Каждый день приносил новые неожиданности.

Однажды утром у Мацко оказалась вымазанная известью спина, в другой раз ему подрезали хвост. Все было точно продумано, согласно общему заговору. Напрасно Янош жаловался игумену. Тот ругался, но и сам не прочь был позабавиться, а позже от всего сердца смеялся, глядя, как Янош, изрыгая сквозь зубы проклятия, промывал ослиные ноздри, в которые послушники насыпали нюхательного табака, так что осел совсем очумел, чихал, кашлял, сопел, скакал и дул в небо.

Каждое издевательство над безответным животным Янош принимал на свой счет.

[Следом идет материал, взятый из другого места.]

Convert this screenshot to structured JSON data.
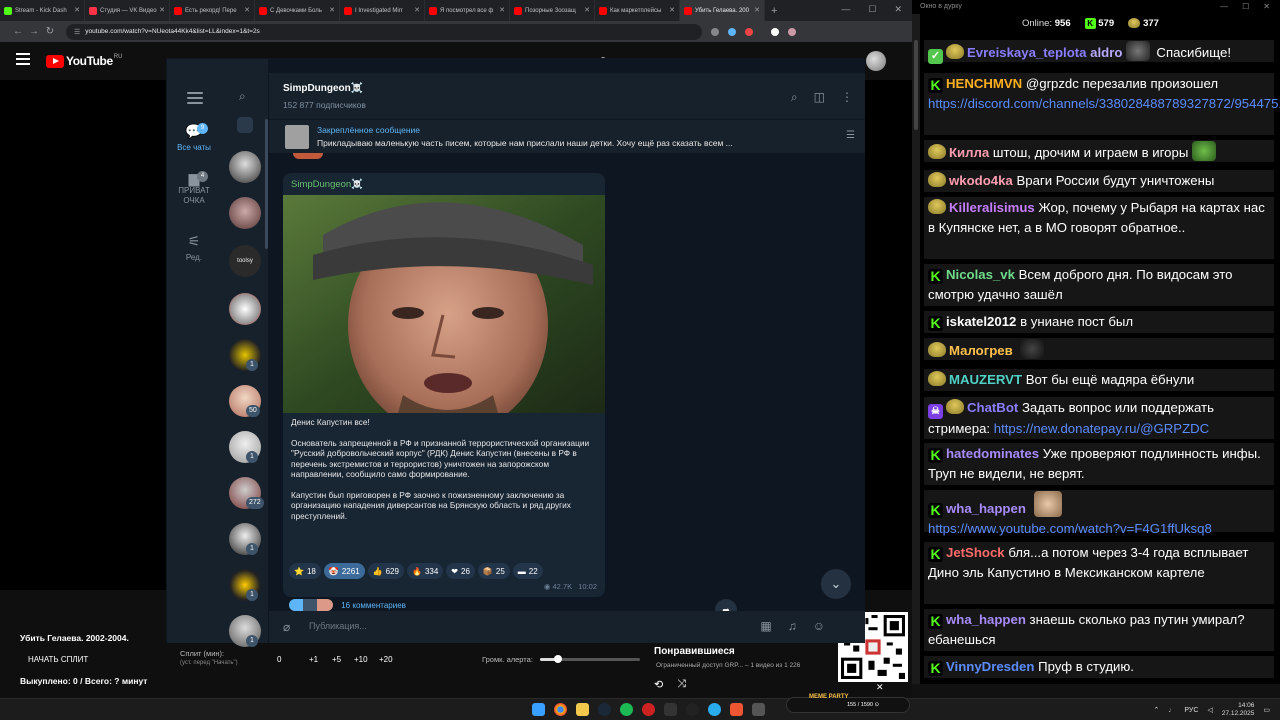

Он стал еще более мрачным, но более беспокойным. Куда бы ни пошел, он пугливо оборачивался, словно опасался засады и подвоха. От людей он совсем отгородился, однако теперь он неуклонно следил за ними — смотрел, подслушивал, а в его мутных глазах, едва заметных под опущенными веками, вспыхивали огоньки ненависти. Он и работал уже не так старательно, стал небрежнее, не мог целиком уйти в дело, ежеминутно отрывался, прислушивался, выслеживал, крадучись на цыпочках: не затевают ли опять против него какую-нибудь каверзу. Усталый, он нередко вскакивал среди ночи, потому что ему казалось, будто ржет от боли Мацко, будто ему втыкают булавки под копыта.

Лежа на тюфяке, Янош, когда его никто не слышал, скрипел зубами, сжимал кулаки и мечтал о мести. А на заре вставал несколько успокоенным, но еще более печальным. Куда податься? Город его страшит. Здесь — то самое место, где, казалось, можно было бы спокойно ждать или чего-то хорошего — что почти невероятно, — или смерти.